MLK (song)

"MLK"
Song by U2 from the album The Unforgettable Fire
Released 1 October 1984
Genre Ambient
Length 2:32
Label Island Records
Composer U2
Producer Brian Eno and Daniel Lanois
The Unforgettable Fire track listing

"Elvis Presley and America"
(9)
"MLK"
(10)

"MLK" is the tenth and final song from U2's 1984 album, The Unforgettable Fire. A lullaby to honor Martin Luther King, Jr., it is a short, pensive piece with simple lyrics. It was because of this song, along with "Pride (In the Name of Love)", another tribute to King, that earned Bono the highest honor of the King Center, an organization founded by Coretta Scott King.

Live

Its live debut was on 18 October 1984, as an intro to "The Unforgettable Fire", and the two songs were performed together at almost all Unforgettable Fire Tour shows and most Joshua Tree Tour shows. However, by the end of the Joshua Tree Tour, the band started to use "MLK" to precede other songs, especially "One Tree Hill", and it continued in this capacity on the Lovetown Tour.
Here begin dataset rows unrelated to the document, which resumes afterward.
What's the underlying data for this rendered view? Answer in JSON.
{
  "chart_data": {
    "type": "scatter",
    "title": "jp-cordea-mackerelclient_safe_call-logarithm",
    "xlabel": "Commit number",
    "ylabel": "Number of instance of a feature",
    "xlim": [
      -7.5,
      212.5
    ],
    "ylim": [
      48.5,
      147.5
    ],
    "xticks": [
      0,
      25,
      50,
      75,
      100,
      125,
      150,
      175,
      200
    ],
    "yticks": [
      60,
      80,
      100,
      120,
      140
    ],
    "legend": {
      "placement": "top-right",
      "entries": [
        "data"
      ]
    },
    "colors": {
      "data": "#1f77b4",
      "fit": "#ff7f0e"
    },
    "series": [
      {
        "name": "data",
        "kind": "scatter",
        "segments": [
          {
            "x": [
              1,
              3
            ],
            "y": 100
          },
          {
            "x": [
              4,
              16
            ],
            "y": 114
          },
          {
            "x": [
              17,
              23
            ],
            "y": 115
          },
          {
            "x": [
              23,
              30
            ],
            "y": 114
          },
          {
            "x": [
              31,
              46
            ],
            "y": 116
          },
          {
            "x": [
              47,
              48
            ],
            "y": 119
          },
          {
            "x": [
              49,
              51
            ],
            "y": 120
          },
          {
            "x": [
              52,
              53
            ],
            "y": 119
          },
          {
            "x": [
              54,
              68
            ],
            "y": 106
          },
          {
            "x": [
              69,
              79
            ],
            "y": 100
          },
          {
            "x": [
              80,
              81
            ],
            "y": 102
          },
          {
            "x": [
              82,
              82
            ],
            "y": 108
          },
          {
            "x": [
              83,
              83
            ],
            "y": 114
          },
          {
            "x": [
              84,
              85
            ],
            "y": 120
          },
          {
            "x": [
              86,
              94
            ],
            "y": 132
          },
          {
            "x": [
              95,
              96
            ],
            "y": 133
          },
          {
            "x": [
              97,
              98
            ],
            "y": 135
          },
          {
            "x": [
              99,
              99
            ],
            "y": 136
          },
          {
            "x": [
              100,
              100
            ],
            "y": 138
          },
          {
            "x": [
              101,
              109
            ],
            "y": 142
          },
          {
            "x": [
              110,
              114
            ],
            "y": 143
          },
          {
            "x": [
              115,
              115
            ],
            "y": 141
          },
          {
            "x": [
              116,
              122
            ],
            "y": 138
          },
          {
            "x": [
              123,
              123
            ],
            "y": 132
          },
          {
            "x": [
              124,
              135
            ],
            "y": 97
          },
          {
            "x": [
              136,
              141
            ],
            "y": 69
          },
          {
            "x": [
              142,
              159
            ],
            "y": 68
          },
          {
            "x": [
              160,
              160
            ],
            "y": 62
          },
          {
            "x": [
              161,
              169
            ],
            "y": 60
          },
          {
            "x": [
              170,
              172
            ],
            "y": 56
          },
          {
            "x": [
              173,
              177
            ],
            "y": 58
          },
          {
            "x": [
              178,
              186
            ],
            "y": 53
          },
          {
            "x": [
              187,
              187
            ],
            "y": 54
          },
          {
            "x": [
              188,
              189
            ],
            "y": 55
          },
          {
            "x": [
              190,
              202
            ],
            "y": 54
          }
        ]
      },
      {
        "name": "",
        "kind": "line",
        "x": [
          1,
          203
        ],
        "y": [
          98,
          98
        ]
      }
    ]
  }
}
It failed to appear on the Zoo TV Tour but returned to the setlist on the PopMart Tour, especially after the deaths of Diana, Princess of Wales and Michael Hutchence. It went into another hiatus after PopMart, missing the entire Elevation Tour, but was notably performed as the intro to "Where the Streets Have No Name" at U2's appearance during the Super Bowl halftime show in 2002. After the death of Rosa Parks, it made five Vertigo Tour appearances; in all five instances, it was sung after "One" to conclude the main set. MLK was a part of the main set list for the U2 360° Tour, as the prelude to "Walk On" and to be hopeful for the release of Aung San Suu Kyi from house arrest.

Cultural references

"MLK" was director Richard Kelly's original choice for the soundtrack to the final sequence of Donnie Darko. After difficulties licensing the song, it was decided to use Gary Jules' rendition of the Tears for Fears song "Mad World" instead.[1]

In the novel The Perks of Being a Wallflower, "MLK" is mentioned as one of Charlie's favorite songs, along with "Blackbird".[2]